Pircher Oberland
- Founded: 1928
- Headquarters: Italy

= Pircher Oberland =

Pircher Oberland Srl is an Italian company operating in the field of sustainable timber construction, DIY and garden furnishings. It was founded in 1928 by Josef Pircher and has been subsequently managed by the Pircher family. In 2010, it was awarded the Red Dot Design Award for its modular wooden construction system, Planit.

==Company history==
Pircher Oberland Srl was founded by Josef Pircher in 1928, who opened a sawmill in Toblach, in the northern Italian province of South Tyrol. From 1956 he was supported by his son Reinhard, who later on would enlarge and diversify the company. As of 2010, the company remains under the management of the Pircher Family.

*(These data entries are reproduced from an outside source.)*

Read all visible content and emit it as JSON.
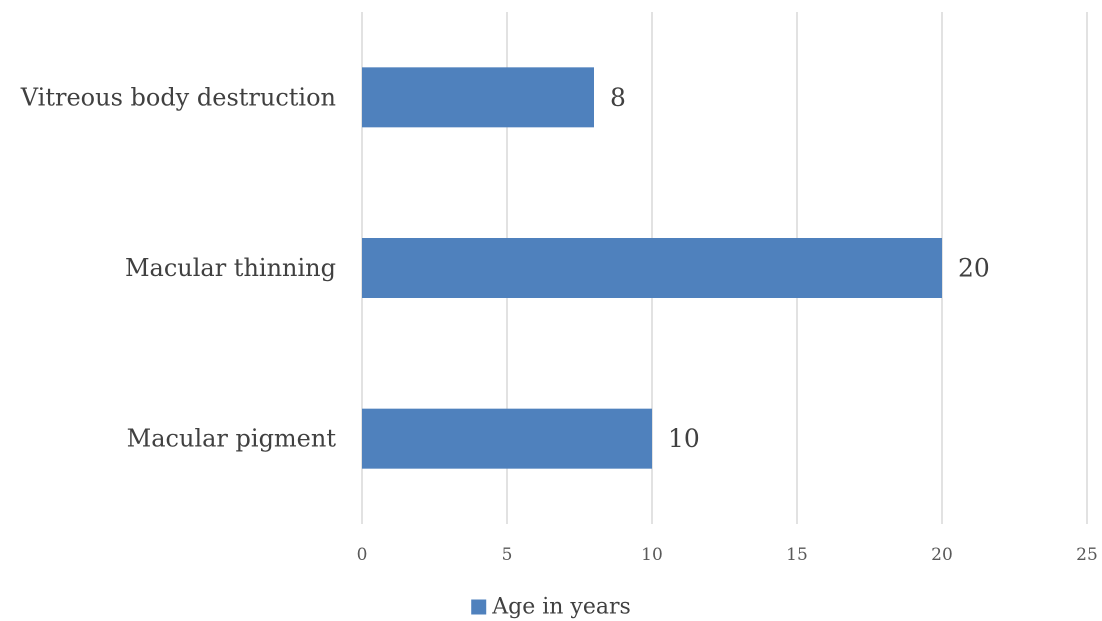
{
  "chart_data": {
    "type": "bar",
    "orientation": "horizontal",
    "categories": [
      "Vitreous body destruction",
      "Macular thinning",
      "Macular pigment"
    ],
    "series": [
      {
        "name": "Age in years",
        "values": [
          8,
          20,
          10
        ]
      }
    ],
    "xlim": [
      0,
      25
    ],
    "xticks": [
      0,
      5,
      10,
      15,
      20,
      25
    ],
    "xlabel": "",
    "ylabel": "",
    "title": "",
    "grid": true,
    "legend_position": "bottom",
    "data_labels": true,
    "colors": {
      "bar": "#4f81bd",
      "grid": "#d9d9d9"
    }
  }
}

In 1968, the company produced its first original Finnish sauna, and in 1978 it entered the DIY market with its "Holzmarkt" product line. 1969 Pircher opened a new site in Cittiglio (Varese, Italy), first production of concrete roof tiles, followed by the production of concrete channels. In 1990 the warehouse and logistics of Holzmarkt products moved to Bondeno di Gonzaga. Lamellar wooden beams have been produced since 1992. 1990 starts the production of pressure-impregnated wood for outdoor furniture (Tartaruga line). 1996 construction of the new site in Rolo, which becomes a new logistics and CRM centre. 2003 Reinhard Pircher, known as an enlightened entrepreneur and great visionary, died. 2005 opens the second production site for concrete products in Gazzuolo (Mantova, Italy) and 2018 all concrete production was concentrated at the renovated and expanded site in Gazzuolo.
2019 marks the beginning of a new era with the definition of a modern, cross-cutting corporate vision and culture, and the gradual implementation of a radically renewed corporate strategy, successfully implemented since 2024.

==Planit==
In 2010, Pircher Overland Spa was awarded the Red Dot Design Award for product design for its modular wooden construction system, Planit. Planit is a modular prefabricated system, made of natural wood, and planned by Studio Bestetti e Associati of Milan. Planit modules have three different measures which can be combined in different ways to create different architectural compositions that can serve as civil residences as well as production sites. The principal materials used are wood and glass; its structure allows a thermal and an acoustic isolation. The product innovation lies in the evolution of the concept of living which acquires another connotation, namely a more responsible and sustainability-oriented way of life.